Yesterday, in Davos, Xi, delivered a strong defense of globalization. The president used his hour-long keynote speech to the WEF to take several sideswipes at the US President-elect, attacking Donald Trump's protectionist views without mentioning him by name. Xi's opinions evidently swayed the Chinese entrepreneurs' mind.
Ma met with Trump last Monday. He gave his commitment to the President-elect that Alibaba will help create one million new jobs. Employment is a key concern of the U.S. incoming administration. After the meeting, Alibaba's official page tweeted that it "wants to create US jobs by helping US small businesses and farmers sell to China's 300 million-strong middle class."
During the historic meeting at Trump Tower, neither Ma or Trump said anything about the coming trade war being predicted by many between the largest and the second-largest economies in the world. Today, Ma is taking Xi's side - defending globalization and arguing against protectionism.

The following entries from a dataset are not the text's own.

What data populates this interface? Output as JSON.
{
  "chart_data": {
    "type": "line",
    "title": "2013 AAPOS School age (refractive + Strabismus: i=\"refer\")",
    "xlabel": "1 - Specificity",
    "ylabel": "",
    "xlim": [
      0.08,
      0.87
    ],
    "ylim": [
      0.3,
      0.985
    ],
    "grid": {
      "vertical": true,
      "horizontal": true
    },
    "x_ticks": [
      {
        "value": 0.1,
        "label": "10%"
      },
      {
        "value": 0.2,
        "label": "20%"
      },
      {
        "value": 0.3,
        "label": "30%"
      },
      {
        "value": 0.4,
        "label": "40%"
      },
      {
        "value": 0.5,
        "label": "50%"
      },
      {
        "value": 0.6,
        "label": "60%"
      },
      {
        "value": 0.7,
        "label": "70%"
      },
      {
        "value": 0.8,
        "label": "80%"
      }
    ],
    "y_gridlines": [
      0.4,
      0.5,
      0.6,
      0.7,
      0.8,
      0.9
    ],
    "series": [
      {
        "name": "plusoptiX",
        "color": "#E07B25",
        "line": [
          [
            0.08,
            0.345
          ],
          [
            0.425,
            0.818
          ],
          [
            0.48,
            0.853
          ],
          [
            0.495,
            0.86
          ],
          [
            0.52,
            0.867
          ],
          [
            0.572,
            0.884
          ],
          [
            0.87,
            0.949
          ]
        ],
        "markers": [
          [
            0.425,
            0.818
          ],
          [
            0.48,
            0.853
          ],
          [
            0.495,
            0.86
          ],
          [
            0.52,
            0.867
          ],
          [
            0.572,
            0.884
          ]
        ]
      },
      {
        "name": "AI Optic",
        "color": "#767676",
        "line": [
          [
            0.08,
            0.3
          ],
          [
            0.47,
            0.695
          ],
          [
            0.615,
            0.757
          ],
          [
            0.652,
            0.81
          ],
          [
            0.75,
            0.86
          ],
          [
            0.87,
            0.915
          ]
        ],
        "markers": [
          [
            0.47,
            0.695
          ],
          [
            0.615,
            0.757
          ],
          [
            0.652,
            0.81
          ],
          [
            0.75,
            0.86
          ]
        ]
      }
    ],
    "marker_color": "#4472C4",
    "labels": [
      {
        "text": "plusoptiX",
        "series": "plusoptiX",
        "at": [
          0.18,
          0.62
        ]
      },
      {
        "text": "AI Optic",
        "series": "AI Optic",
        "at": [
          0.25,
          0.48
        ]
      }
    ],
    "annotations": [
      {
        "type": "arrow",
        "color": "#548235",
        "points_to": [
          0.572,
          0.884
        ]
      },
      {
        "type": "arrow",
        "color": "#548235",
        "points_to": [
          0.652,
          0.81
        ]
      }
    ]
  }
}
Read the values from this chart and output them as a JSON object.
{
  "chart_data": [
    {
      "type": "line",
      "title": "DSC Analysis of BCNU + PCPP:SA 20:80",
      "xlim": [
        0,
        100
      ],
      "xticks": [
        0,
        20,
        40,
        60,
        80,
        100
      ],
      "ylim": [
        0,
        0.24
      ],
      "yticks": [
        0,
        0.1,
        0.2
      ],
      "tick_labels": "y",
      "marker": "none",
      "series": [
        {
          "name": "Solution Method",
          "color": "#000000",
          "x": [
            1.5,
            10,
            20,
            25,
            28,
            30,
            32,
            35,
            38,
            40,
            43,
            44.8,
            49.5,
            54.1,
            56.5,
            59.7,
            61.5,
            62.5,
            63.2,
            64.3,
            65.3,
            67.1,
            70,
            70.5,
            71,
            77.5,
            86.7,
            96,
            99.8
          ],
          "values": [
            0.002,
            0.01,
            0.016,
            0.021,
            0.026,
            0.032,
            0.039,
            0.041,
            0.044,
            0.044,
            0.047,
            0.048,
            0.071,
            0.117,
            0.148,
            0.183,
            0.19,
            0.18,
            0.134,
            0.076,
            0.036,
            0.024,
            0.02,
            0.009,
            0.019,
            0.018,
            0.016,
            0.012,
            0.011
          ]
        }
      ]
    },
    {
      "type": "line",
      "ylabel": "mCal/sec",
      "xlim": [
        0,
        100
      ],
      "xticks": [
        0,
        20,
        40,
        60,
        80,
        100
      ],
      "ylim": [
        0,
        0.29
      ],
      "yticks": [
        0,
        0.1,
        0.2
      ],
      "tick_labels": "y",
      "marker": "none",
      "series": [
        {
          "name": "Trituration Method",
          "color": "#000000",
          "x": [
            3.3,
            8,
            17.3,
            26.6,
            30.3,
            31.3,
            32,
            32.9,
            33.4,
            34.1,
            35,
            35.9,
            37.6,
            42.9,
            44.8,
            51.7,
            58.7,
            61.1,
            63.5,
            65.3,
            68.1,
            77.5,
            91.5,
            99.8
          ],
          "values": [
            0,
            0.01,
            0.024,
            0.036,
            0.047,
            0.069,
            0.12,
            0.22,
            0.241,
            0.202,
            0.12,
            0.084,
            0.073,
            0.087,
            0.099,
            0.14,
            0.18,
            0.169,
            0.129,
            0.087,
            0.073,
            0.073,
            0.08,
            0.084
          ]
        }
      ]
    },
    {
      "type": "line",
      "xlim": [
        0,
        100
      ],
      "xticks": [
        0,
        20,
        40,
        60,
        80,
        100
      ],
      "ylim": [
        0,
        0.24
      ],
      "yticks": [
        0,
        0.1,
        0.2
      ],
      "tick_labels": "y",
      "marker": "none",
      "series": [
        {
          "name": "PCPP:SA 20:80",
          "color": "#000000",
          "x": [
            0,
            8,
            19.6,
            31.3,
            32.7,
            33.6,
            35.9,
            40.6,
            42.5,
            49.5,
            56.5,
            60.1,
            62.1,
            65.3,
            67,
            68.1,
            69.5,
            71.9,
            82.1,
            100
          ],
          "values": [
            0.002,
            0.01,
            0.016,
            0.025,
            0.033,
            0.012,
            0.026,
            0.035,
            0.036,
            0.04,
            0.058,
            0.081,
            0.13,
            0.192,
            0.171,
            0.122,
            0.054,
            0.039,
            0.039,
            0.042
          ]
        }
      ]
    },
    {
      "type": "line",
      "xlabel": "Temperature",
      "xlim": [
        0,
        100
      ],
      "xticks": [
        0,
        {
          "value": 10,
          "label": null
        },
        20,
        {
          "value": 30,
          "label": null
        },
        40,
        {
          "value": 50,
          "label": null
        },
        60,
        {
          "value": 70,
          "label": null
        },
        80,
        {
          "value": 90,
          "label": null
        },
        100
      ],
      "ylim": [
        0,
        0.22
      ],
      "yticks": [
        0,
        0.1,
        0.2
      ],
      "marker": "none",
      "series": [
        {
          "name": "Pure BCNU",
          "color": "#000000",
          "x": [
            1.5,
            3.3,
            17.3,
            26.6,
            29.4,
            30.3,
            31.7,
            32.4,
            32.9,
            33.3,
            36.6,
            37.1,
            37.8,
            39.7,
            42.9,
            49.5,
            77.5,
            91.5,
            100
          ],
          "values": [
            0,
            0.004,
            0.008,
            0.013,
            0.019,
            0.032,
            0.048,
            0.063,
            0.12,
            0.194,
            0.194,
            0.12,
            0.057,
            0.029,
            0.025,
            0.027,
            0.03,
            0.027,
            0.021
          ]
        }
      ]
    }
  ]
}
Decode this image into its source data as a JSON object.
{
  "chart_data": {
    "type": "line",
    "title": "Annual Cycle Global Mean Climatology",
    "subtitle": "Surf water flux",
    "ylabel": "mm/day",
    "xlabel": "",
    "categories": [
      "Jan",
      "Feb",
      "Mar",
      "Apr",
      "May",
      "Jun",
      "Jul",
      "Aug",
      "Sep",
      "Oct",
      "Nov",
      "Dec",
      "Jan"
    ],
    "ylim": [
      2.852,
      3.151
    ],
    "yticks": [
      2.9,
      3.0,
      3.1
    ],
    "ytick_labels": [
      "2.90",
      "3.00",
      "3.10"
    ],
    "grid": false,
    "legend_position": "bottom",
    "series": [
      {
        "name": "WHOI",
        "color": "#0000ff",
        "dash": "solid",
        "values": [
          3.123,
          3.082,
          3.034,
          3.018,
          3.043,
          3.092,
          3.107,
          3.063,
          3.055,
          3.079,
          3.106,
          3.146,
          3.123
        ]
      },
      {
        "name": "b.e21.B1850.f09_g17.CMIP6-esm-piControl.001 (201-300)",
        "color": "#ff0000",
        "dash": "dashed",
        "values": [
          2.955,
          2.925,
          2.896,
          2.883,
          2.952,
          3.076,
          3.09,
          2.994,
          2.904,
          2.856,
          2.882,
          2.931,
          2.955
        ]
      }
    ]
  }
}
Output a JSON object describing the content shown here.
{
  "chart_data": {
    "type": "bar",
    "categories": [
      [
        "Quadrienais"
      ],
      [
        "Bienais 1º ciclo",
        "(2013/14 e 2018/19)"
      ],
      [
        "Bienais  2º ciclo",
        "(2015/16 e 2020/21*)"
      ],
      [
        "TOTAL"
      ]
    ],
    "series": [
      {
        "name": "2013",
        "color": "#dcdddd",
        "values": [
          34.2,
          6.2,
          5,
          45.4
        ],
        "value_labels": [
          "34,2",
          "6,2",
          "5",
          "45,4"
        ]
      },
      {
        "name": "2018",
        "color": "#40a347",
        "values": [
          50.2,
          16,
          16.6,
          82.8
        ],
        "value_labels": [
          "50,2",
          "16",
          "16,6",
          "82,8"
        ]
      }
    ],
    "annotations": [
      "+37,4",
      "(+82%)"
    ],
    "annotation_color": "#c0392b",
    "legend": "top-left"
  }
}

Wang Jianlin, China's richest man, also said his Dalian Wanda Group Co., China's biggest commercial real estate company, plans to invest between USD5 billion to USD10 billion in overseas markets each year, with the US his top priority at Davos.
"Wang said his company would not be affected by the tension between the two sides because Trump would not block money going into the United States," Reuters reported after speaking with Wang on the sidelines of the WEF.
As Xi Jinping did yesterday, Wang Jianlin today voiced his concerns and sounded a warning over potentially increased U.S. government controls on Chinese investment during a debate.